Many employers today offer retirement plans to their employees, very commonly set up as a 401k plan. These retirement plans can be an excellent way for investors to build their retirement with help from their employer, but there are many pitfalls to be had if the plan administrator does not understand what to watch out for.
What is a 401k?
A 401k is a tax-advantaged retirement plan that is typically sponsored by an employer. 401k plans are a type of Defined Contribution plan where the plan defines the level of contribution that can be made.
A 401k can be either a traditional or a Roth, tax treatment being the main difference.
Traditional 401k’s allow employee contributions to reduce their income tax burden for the year that the contributions are made, with distributions being taxed later on. In a Roth 401k, employee contributions are made post-tax, but distributions are later tax free.
These plans can be an excellent and easy way to build your retirement, but can be very difficult to navigate with the continually evolving regulations that govern them.
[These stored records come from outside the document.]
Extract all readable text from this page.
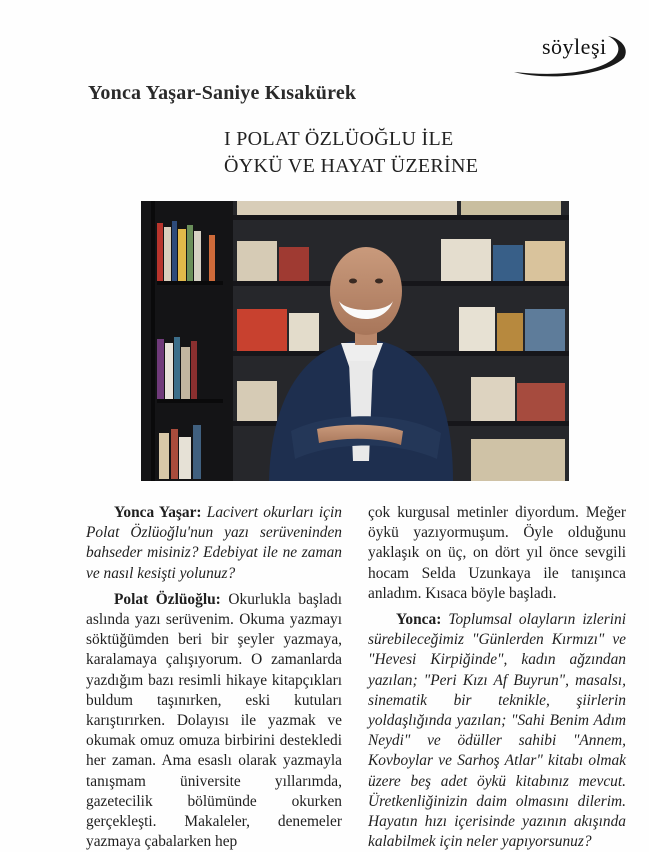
söyleşi
Yonca Yaşar-Saniye Kısakürek
I POLAT ÖZLÜOĞLU İLE
ÖYKÜ VE HAYAT ÜZERİNE

Yonca Yaşar: Lacivert okurları için Polat Özlüoğlu'nun yazı serüveninden bahseder misiniz? Edebiyat ile ne zaman ve nasıl kesişti yolunuz?

Polat Özlüoğlu: Okurlukla başladı aslında yazı serüvenim. Okuma yazmayı söktüğümden beri bir şeyler yazmaya, karalamaya çalışıyorum. O zamanlarda yazdığım bazı resimli hikaye kitapçıkları buldum taşınırken, eski kutuları karıştırırken. Dolayısı ile yazmak ve okumak omuz omuza birbirini destekledi her zaman. Ama esaslı olarak yazmayla tanışmam üniversite yıllarımda, gazetecilik bölümünde okurken gerçekleşti. Makaleler, denemeler yazmaya çabalarken hep

çok kurgusal metinler diyordum. Meğer öykü yazıyormuşum. Öyle olduğunu yaklaşık on üç, on dört yıl önce sevgili hocam Selda Uzunkaya ile tanışınca anladım. Kısaca böyle başladı.

Yonca: Toplumsal olayların izlerini sürebileceğimiz "Günlerden Kırmızı" ve "Hevesi Kirpiğinde", kadın ağzından yazılan; "Peri Kızı Af Buyrun", masalsı, sinematik bir teknikle, şiirlerin yoldaşlığında yazılan; "Sahi Benim Adım Neydi" ve ödüller sahibi "Annem, Kovboylar ve Sarhoş Atlar" kitabı olmak üzere beş adet öykü kitabınız mevcut. Üretkenliğinizin daim olmasını dilerim. Hayatın hızı içerisinde yazının akışında kalabilmek için neler yapıyorsunuz?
In fact, the vast majority of 401k plans are fundamentally flawed, riddled with conflicts of interest and regulatory issues that can be extremely complex to navigate without the help of a professional fiduciary.
What is a Fiduciary?
A fiduciary is an individual or organization which acts on behalf of another individual or organization to manage investments. A fiduciary has a duty to act in good faith and trust on behalf of their client.
“Being a fiduciary represents the highest legal duty of one party to another, and requires being bound ethically to act in the other’s best interests.”
A fiduciary may be responsible for general well-being, but will typically involve overseeing or managing the assets / investments of another individual or organization. A few examples of professional fiduciaries are money managers, financial advisors, bankers, accountants, executors, board members, and corporate officers, all of which are bound to their fiduciary duty to act in the other’s best interests.
Pick the Right Fiduciary
Investors should be careful when selecting a fiduciary, for not all are qualified to act on behalf of the clients best interests in an investment capacity.
Just like a professor, they may be highly effective and knowledgeable in one area but are lacking in other areas.
By having one’s investments managed (or at least thoroughly reviewed) by a Registered Financial Advisor, many potential conflicts of interest can be identified and / or eliminated.
But why a Registered Financial Advisor?
Financial Advisors are fiduciaries, and as such are held to a much higher and completely different standard of care for their clients than Brokers (who are not fiduciaries) are.
Fiduciaries such as a financial advisor must always act in their clients best interests.
The structure of the relationship between a client and a Fee-Only Financial Advisor is also significantly different than other financial professionals, as advisors lack any incentive to generate excessive commissions (as they take no commission). Also, advisors receive no benefit to peddle proprietary investments as most advisors charge a flat rate management fee based on Assets Under Management (AUM).
Because registered investment advisors have a duty to always act in the best interests of their clients, the incentive structure is built into the relationship to accomplish just this, with the advisors’ incentive (fee based on AUM) tied to the client’s success (growth of investments).
Relationships where the interests of both parties are aligned help to reduce or eliminate conflicts of interests.
Common 401k “Pitfalls”
Common mistakes that uninformed employers or plan administrators can fall victim to include:
Not knowing that a business owner is a fiduciary
Relying on a broker for investment advice
Not knowing your responsibilities as a plan sponsor
Using active management
Relying on Section 404(c) for reduced Liability
Not understanding plan costs, commissions, or fees
Not having an investment policy statement
A recent article describes the two types of fiduciaries that can help employers and plan sponsors / administrators avoid the various pitfalls described above:
“A 3(21) investment adviser is a co-fiduciary role, whereby an adviser provides advice to an employer with respect to funds on a 401(k) investment menu, and the employer retains the discretion to accept or reject the advice.
A 3(38) adviser has the discretion to make fund decisions. The plan sponsor has less liability in this relationship, because they offload fiduciary risk for investments to the adviser; however, employers still carry a fiduciary duty to monitor the adviser.”
When properly managed, 401k plans can be outstanding vehicles for building retirement, but without the management of a professional fiduciary (or at least a thorough review of the plan from time to time by one), there may be conflicts of interest lurking in the plan, eroding the benefit to investors.